Josh Lefkowitz / Getty Images

Currently, if you want to buy an electric vehicle (EV), there’s the potential for a tax credit of $7,500. Woohoo, right? Well, it’s great if you actually have a tax burden of $7,500. Oh, and certain automakers like GM, Toyota, and Tesla? Yeah, their vehicles are no longer eligible for the credit because they started selling tons of EVs (Or hybrids in Toyota’s case) before everyone else. Yep, punishing companies for doing the right thing early is weird.

So it’s mostly worked for years. You buy an EV. Later, when you file your taxes, you get a sweet credit. Sure it’s been mostly used by the wealthy as they gobble up the Model S, but the reality is, it got EVs on the road. But now we need a change, and this bill does just that. 

Goodbye Tax Credits, Hello Real Credits

The biggest complaint about the current system is the tax credit portion. Buying an EV, you still have to pay the car payment on the full price. Sure, you get the tax credit that, hopefully, you can use to get a refund from the government to help pay down your loan, but the reality is, sometimes that doesn’t work out. 

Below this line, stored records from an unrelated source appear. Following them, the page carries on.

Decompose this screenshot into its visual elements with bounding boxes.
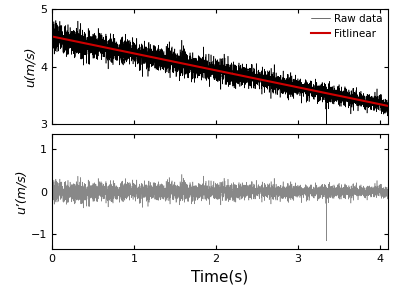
- Fitlinear: [222, 70, 227, 74]
- Y-axis label: u(m/s): u(m/s): [24, 46, 37, 87]
- Fitlinear: [251, 76, 256, 80]
- X-axis label: Time(s): Time(s): [191, 270, 249, 285]
- Raw data: [251, 77, 256, 80]
- Y-axis label: u’(m/s): u’(m/s): [15, 169, 28, 214]
- Line: Fitlinear: Fitlinear: [52, 37, 388, 106]
- Fitlinear: [50, 35, 54, 38]
- Raw data: [324, 158, 329, 162]
- Fitlinear: [165, 59, 170, 62]
- Fitlinear: [343, 95, 348, 99]
- Line: Raw data: Raw data: [52, 21, 388, 160]
- Fitlinear: [220, 70, 225, 73]
- Fitlinear: [146, 55, 151, 58]
- Raw data: [165, 52, 170, 56]
- Legend: Raw data, Fitlinear: Raw data, Fitlinear: [309, 12, 385, 41]
- Raw data: [54, 19, 58, 22]
- Raw data: [220, 81, 225, 84]
- Raw data: [50, 22, 54, 26]
- Raw data: [222, 69, 227, 72]
- Fitlinear: [386, 104, 390, 108]
- Raw data: [146, 41, 151, 45]
- Raw data: [386, 105, 390, 109]
- Raw data: [343, 94, 348, 97]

This bill changes all that, and buyers get up-front credits. So if you’re buying a $40,000 vehicle, right when you buy that car, the credit is applied, and now you’re paying (pulls up calculator app) $32,500, and the car payment is based on that amount. Of course, in many places, there are also state and local credits that can be applied, but right now, we’re just looking at the federal credit system. 

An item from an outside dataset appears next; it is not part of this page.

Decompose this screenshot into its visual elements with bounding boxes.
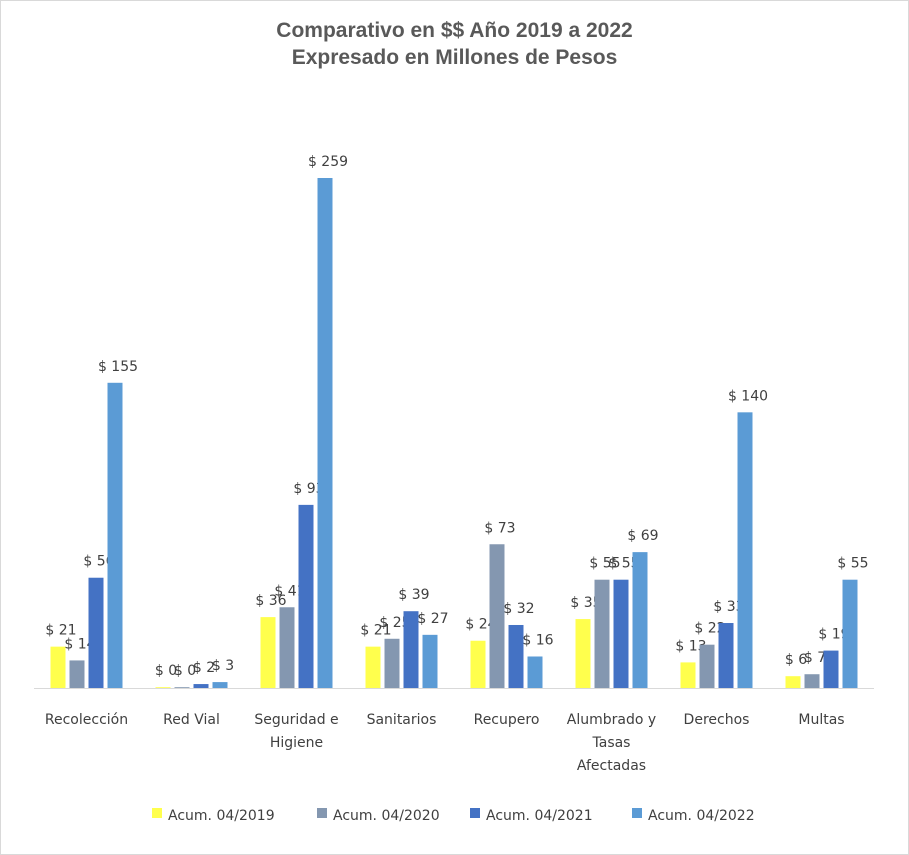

A car sales specialist talking with a child about an electric vehicle.

Marko Geber / Getty Images

Oh, and that cap on vehicles sold makes some automakers' electric cars, trucks, and SUVs no longer eligible. That goes away. So if you’re in the mood for a Model 3 or Chevy Bolt, you get the same credit you would use if you were in the market for a Hyundai Ioniq 5. 

Instead, the credits will be phased out in 2032, which makes more sense than the weird vehicle sales cap. 

Used EV Credit

Another great boost to making EVs affordable for more people is the used EV credit provision. Currently, if you buy a used EV, you pay the sticker price or whatever the dealership will let you get away with after 12 hours of haggling. 

Under the climate bill, there is a tax credit of $4,000 for used EVs. So if you’re in the market for a BMW i3, you could buy one and have a sweet $4,000 credit on your taxes. So it’s not the instant rebate of a new car, likely because of all the paperwork required, especially for private sales. A dealership can handle the paperwork to sell a new EV, the person down the street selling a Leaf probably doesn’t want anything to do with that tangled web of bureaucracy. 

New Rules

This all sounds great. But there are new rules. Many of which really are to reduce the wealthy from using these credits to buy $150,000 EVs. If you can afford an EV that costs over $100,000, you really don’t need a government incentive. You’re rich; you have fancy accountants to help you figure out how to save money. 

For the rest of us, in order to be eligible for these credits, there are new income level caps.  For the purchase of a new vehicle, they are as follows: For a single filer, it’s $150,000. For joint filers, the cap is $300,000. For used-vehicle purchases, the cap drops to $75,000 and $150,000, respectively. 

Closeup of an electric car with the charger plugged in.

Aranga87 / Getty Images

The cost of the vehicle now matters as well. The sticker price cap for new cars is $55,000, while the cap for SUVs and trucks is $80,000. In other words, if something costs $56,000, get ready for the automaker to call it an SUV to qualify for the credits. It’s a weird rule that continues to place SUVs and Trucks (which are typically less efficient) over EV sedans. 

I’m Just a Bill 

We’ve likely all seen the Schoolhouse Rock “I’m Just a Bill” cartoon. That’s what has to happen right now. So don’t run out to your local dealership this weekend ready to throw down some cash on a now less expensive EV. The bill still has to pass the senate and the house; during that process, it could be amended to change some of the above provisions. Hopefully for the better, but that’s not usually how these things work, unfortunately. 

Once that happens, the president signs the bill, and then there’s a big party on the capitol steps. Or at least that’s what I’ve been led to believe by Schoolhouse Rock. If that doesn't actually happen, those that have been wanting to purchase an EV but have been holding off because of costs could be one step closer to making that happen. That’s got to be a reason for someone to party somewhere.